Amy Callaghan and Kate Bruton, the Speech Pathologists from Trusted Clinical Services are passionate about Mealtime Support. “Many people don’t realise speech pathologists help with swallowing and eating and drinking” says Amy, who has been leading the review and development of the policies and documents across the organisation. She goes on to say “Sometimes, people have problems with drinking, coughing, chewing or swallowing safely, so we can help with assessing those difficulties and putting in place strategies that can make eating and drinking safer for the person.”
But mealtimes are so much more than safely swallowing, as Kate points out. “Mealtimes are so important to all of us- food is part of how we celebrate, how we connect to our culture, how we nurture our family, how we connect with each. It’s important to remember that - especially if we have to make modifications to how a person would usually eat and drink”.
And that is what the practical training sessions are all about. The workshops focus on what happens during eating and drinking, identifying what could go wrong- and how to follow the strategies that a speech pathologist might recommend. This includes sometimes chopping or pureeing food, making drinks thicker, or using special utensils.
But how does this relate to Pirates? Amy explains, “In the training, we use a great acronym to help people remember what types of support they need to think about. It stands for P: Positioning, I: Implements, R: Rate, A: Alertness, T: Texture, E: Environment, S: Supervision. And we have a bit of fun in the workshop too!” Staff get to dress up with some pirate accessories, and practice preparing the food and drink consistencies, looking at the implements that can assist, and even finding out what it’s like when mealtime support is not how it should be.
Shaun and Sinead, from the Goulburn office, got to experience this - with Shaun feeding Sinead, by standing up. “This is exactly what we DON’T recommend” explains Kate, “but the staff get to experience being supported at mealtimes, so they can know what it might be like for the people we support. Some people are fed by a person standing up, some are fed too quickly, and others are not sitting in a good position” It all adds up to ensuring TDT staff are supporting mealtimes in the best way possible.

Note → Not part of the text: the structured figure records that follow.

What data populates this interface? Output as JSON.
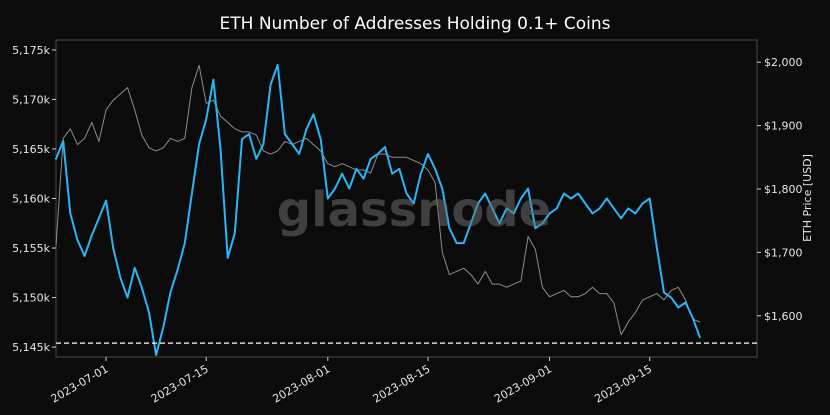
{
  "chart_data": {
    "type": "line",
    "title": "ETH Number of Addresses Holding 0.1+ Coins",
    "watermark": "glassnode",
    "y_left": {
      "ylim": [
        5144,
        5176
      ],
      "ticks": [
        5145,
        5150,
        5155,
        5160,
        5165,
        5170,
        5175
      ],
      "tick_labels": [
        "5,145k",
        "5,150k",
        "5,155k",
        "5,160k",
        "5,165k",
        "5,170k",
        "5,175k"
      ]
    },
    "y_right": {
      "label": "ETH Price [USD]",
      "ylim": [
        1535,
        2035
      ],
      "ticks": [
        1600,
        1700,
        1800,
        1900,
        2000
      ],
      "tick_labels": [
        "$1,600",
        "$1,700",
        "$1,800",
        "$1,900",
        "$2,000"
      ]
    },
    "x": {
      "xlim": [
        "2023-06-24",
        "2023-09-30"
      ],
      "ticks": [
        "2023-07-01",
        "2023-07-15",
        "2023-08-01",
        "2023-08-15",
        "2023-09-01",
        "2023-09-15"
      ],
      "tick_labels": [
        "2023-07-01",
        "2023-07-15",
        "2023-08-01",
        "2023-08-15",
        "2023-09-01",
        "2023-09-15"
      ]
    },
    "reference_line": {
      "axis": "left",
      "value": 5145.4,
      "style": "dashed",
      "color": "#ffffff"
    },
    "series": [
      {
        "axis": "left",
        "color": "#29b6f6",
        "points": [
          [
            "2023-06-24",
            5164.0
          ],
          [
            "2023-06-25",
            5165.8
          ],
          [
            "2023-06-26",
            5158.5
          ],
          [
            "2023-06-27",
            5155.8
          ],
          [
            "2023-06-28",
            5154.2
          ],
          [
            "2023-06-29",
            5156.3
          ],
          [
            "2023-06-30",
            5158.0
          ],
          [
            "2023-07-01",
            5159.8
          ],
          [
            "2023-07-02",
            5155.0
          ],
          [
            "2023-07-03",
            5152.0
          ],
          [
            "2023-07-04",
            5150.0
          ],
          [
            "2023-07-05",
            5153.0
          ],
          [
            "2023-07-06",
            5151.0
          ],
          [
            "2023-07-07",
            5148.5
          ],
          [
            "2023-07-08",
            5144.2
          ],
          [
            "2023-07-09",
            5147.0
          ],
          [
            "2023-07-10",
            5150.5
          ],
          [
            "2023-07-11",
            5152.8
          ],
          [
            "2023-07-12",
            5155.5
          ],
          [
            "2023-07-13",
            5160.5
          ],
          [
            "2023-07-14",
            5165.5
          ],
          [
            "2023-07-15",
            5168.0
          ],
          [
            "2023-07-16",
            5172.0
          ],
          [
            "2023-07-17",
            5165.0
          ],
          [
            "2023-07-18",
            5154.0
          ],
          [
            "2023-07-19",
            5156.5
          ],
          [
            "2023-07-20",
            5166.0
          ],
          [
            "2023-07-21",
            5166.5
          ],
          [
            "2023-07-22",
            5164.0
          ],
          [
            "2023-07-23",
            5165.5
          ],
          [
            "2023-07-24",
            5171.5
          ],
          [
            "2023-07-25",
            5173.5
          ],
          [
            "2023-07-26",
            5166.5
          ],
          [
            "2023-07-27",
            5165.5
          ],
          [
            "2023-07-28",
            5164.5
          ],
          [
            "2023-07-29",
            5167.0
          ],
          [
            "2023-07-30",
            5168.5
          ],
          [
            "2023-07-31",
            5166.0
          ],
          [
            "2023-08-01",
            5160.0
          ],
          [
            "2023-08-02",
            5161.0
          ],
          [
            "2023-08-03",
            5162.5
          ],
          [
            "2023-08-04",
            5161.0
          ],
          [
            "2023-08-05",
            5163.0
          ],
          [
            "2023-08-06",
            5162.0
          ],
          [
            "2023-08-07",
            5164.0
          ],
          [
            "2023-08-08",
            5164.5
          ],
          [
            "2023-08-09",
            5165.2
          ],
          [
            "2023-08-10",
            5162.5
          ],
          [
            "2023-08-11",
            5163.0
          ],
          [
            "2023-08-12",
            5160.5
          ],
          [
            "2023-08-13",
            5159.5
          ],
          [
            "2023-08-14",
            5162.5
          ],
          [
            "2023-08-15",
            5164.5
          ],
          [
            "2023-08-16",
            5163.0
          ],
          [
            "2023-08-17",
            5161.0
          ],
          [
            "2023-08-18",
            5157.0
          ],
          [
            "2023-08-19",
            5155.5
          ],
          [
            "2023-08-20",
            5155.5
          ],
          [
            "2023-08-21",
            5157.5
          ],
          [
            "2023-08-22",
            5159.5
          ],
          [
            "2023-08-23",
            5160.5
          ],
          [
            "2023-08-24",
            5159.0
          ],
          [
            "2023-08-25",
            5157.5
          ],
          [
            "2023-08-26",
            5159.0
          ],
          [
            "2023-08-27",
            5158.5
          ],
          [
            "2023-08-28",
            5160.0
          ],
          [
            "2023-08-29",
            5161.0
          ],
          [
            "2023-08-30",
            5157.0
          ],
          [
            "2023-08-31",
            5157.5
          ],
          [
            "2023-09-01",
            5158.5
          ],
          [
            "2023-09-02",
            5159.0
          ],
          [
            "2023-09-03",
            5160.5
          ],
          [
            "2023-09-04",
            5160.0
          ],
          [
            "2023-09-05",
            5160.5
          ],
          [
            "2023-09-06",
            5159.5
          ],
          [
            "2023-09-07",
            5158.5
          ],
          [
            "2023-09-08",
            5159.0
          ],
          [
            "2023-09-09",
            5160.0
          ],
          [
            "2023-09-10",
            5159.0
          ],
          [
            "2023-09-11",
            5158.0
          ],
          [
            "2023-09-12",
            5159.0
          ],
          [
            "2023-09-13",
            5158.5
          ],
          [
            "2023-09-14",
            5159.5
          ],
          [
            "2023-09-15",
            5160.0
          ],
          [
            "2023-09-16",
            5155.0
          ],
          [
            "2023-09-17",
            5150.5
          ],
          [
            "2023-09-18",
            5150.0
          ],
          [
            "2023-09-19",
            5149.0
          ],
          [
            "2023-09-20",
            5149.5
          ],
          [
            "2023-09-21",
            5148.0
          ],
          [
            "2023-09-22",
            5146.0
          ]
        ]
      },
      {
        "axis": "right",
        "color": "#8c8c8c",
        "points": [
          [
            "2023-06-24",
            1710
          ],
          [
            "2023-06-25",
            1880
          ],
          [
            "2023-06-26",
            1895
          ],
          [
            "2023-06-27",
            1870
          ],
          [
            "2023-06-28",
            1880
          ],
          [
            "2023-06-29",
            1905
          ],
          [
            "2023-06-30",
            1875
          ],
          [
            "2023-07-01",
            1925
          ],
          [
            "2023-07-02",
            1940
          ],
          [
            "2023-07-03",
            1950
          ],
          [
            "2023-07-04",
            1960
          ],
          [
            "2023-07-05",
            1925
          ],
          [
            "2023-07-06",
            1885
          ],
          [
            "2023-07-07",
            1865
          ],
          [
            "2023-07-08",
            1860
          ],
          [
            "2023-07-09",
            1865
          ],
          [
            "2023-07-10",
            1880
          ],
          [
            "2023-07-11",
            1875
          ],
          [
            "2023-07-12",
            1880
          ],
          [
            "2023-07-13",
            1960
          ],
          [
            "2023-07-14",
            1995
          ],
          [
            "2023-07-15",
            1935
          ],
          [
            "2023-07-16",
            1940
          ],
          [
            "2023-07-17",
            1915
          ],
          [
            "2023-07-18",
            1905
          ],
          [
            "2023-07-19",
            1895
          ],
          [
            "2023-07-20",
            1890
          ],
          [
            "2023-07-21",
            1890
          ],
          [
            "2023-07-22",
            1885
          ],
          [
            "2023-07-23",
            1860
          ],
          [
            "2023-07-24",
            1855
          ],
          [
            "2023-07-25",
            1860
          ],
          [
            "2023-07-26",
            1875
          ],
          [
            "2023-07-27",
            1870
          ],
          [
            "2023-07-28",
            1875
          ],
          [
            "2023-07-29",
            1880
          ],
          [
            "2023-07-30",
            1870
          ],
          [
            "2023-07-31",
            1860
          ],
          [
            "2023-08-01",
            1840
          ],
          [
            "2023-08-02",
            1835
          ],
          [
            "2023-08-03",
            1840
          ],
          [
            "2023-08-04",
            1835
          ],
          [
            "2023-08-05",
            1830
          ],
          [
            "2023-08-06",
            1830
          ],
          [
            "2023-08-07",
            1825
          ],
          [
            "2023-08-08",
            1855
          ],
          [
            "2023-08-09",
            1855
          ],
          [
            "2023-08-10",
            1850
          ],
          [
            "2023-08-11",
            1850
          ],
          [
            "2023-08-12",
            1850
          ],
          [
            "2023-08-13",
            1845
          ],
          [
            "2023-08-14",
            1840
          ],
          [
            "2023-08-15",
            1830
          ],
          [
            "2023-08-16",
            1810
          ],
          [
            "2023-08-17",
            1700
          ],
          [
            "2023-08-18",
            1665
          ],
          [
            "2023-08-19",
            1670
          ],
          [
            "2023-08-20",
            1675
          ],
          [
            "2023-08-21",
            1665
          ],
          [
            "2023-08-22",
            1650
          ],
          [
            "2023-08-23",
            1670
          ],
          [
            "2023-08-24",
            1650
          ],
          [
            "2023-08-25",
            1650
          ],
          [
            "2023-08-26",
            1645
          ],
          [
            "2023-08-27",
            1650
          ],
          [
            "2023-08-28",
            1655
          ],
          [
            "2023-08-29",
            1725
          ],
          [
            "2023-08-30",
            1705
          ],
          [
            "2023-08-31",
            1645
          ],
          [
            "2023-09-01",
            1630
          ],
          [
            "2023-09-02",
            1635
          ],
          [
            "2023-09-03",
            1640
          ],
          [
            "2023-09-04",
            1630
          ],
          [
            "2023-09-05",
            1630
          ],
          [
            "2023-09-06",
            1635
          ],
          [
            "2023-09-07",
            1645
          ],
          [
            "2023-09-08",
            1635
          ],
          [
            "2023-09-09",
            1635
          ],
          [
            "2023-09-10",
            1620
          ],
          [
            "2023-09-11",
            1570
          ],
          [
            "2023-09-12",
            1590
          ],
          [
            "2023-09-13",
            1605
          ],
          [
            "2023-09-14",
            1625
          ],
          [
            "2023-09-15",
            1630
          ],
          [
            "2023-09-16",
            1635
          ],
          [
            "2023-09-17",
            1625
          ],
          [
            "2023-09-18",
            1640
          ],
          [
            "2023-09-19",
            1645
          ],
          [
            "2023-09-20",
            1625
          ],
          [
            "2023-09-21",
            1595
          ],
          [
            "2023-09-22",
            1590
          ]
        ]
      }
    ],
    "grid": false,
    "legend": "none",
    "colors": {
      "background": "#0b0b0b",
      "frame": "#4a4a4a",
      "text": "#e6e6e6"
    }
  }
}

With The Disability Trust ahead of the sector in implementing the new International Dysphagia Diet Standardisation Initiative, (a standard way to describe food and drink consistencies) the organisation is well placed to celebrate Speech Pathology Australia’s Swallowing Awareness Day on Wednesday 13th March. More information can be found at www.speechpathologyaustralia.org.au
As Amy notes “It’s so important to be aware of, and many people take the ability to eat, drink and swallow safely for granted. We all need to be aware of these factors and create positive, enjoyable mealtime experiences for everyone”.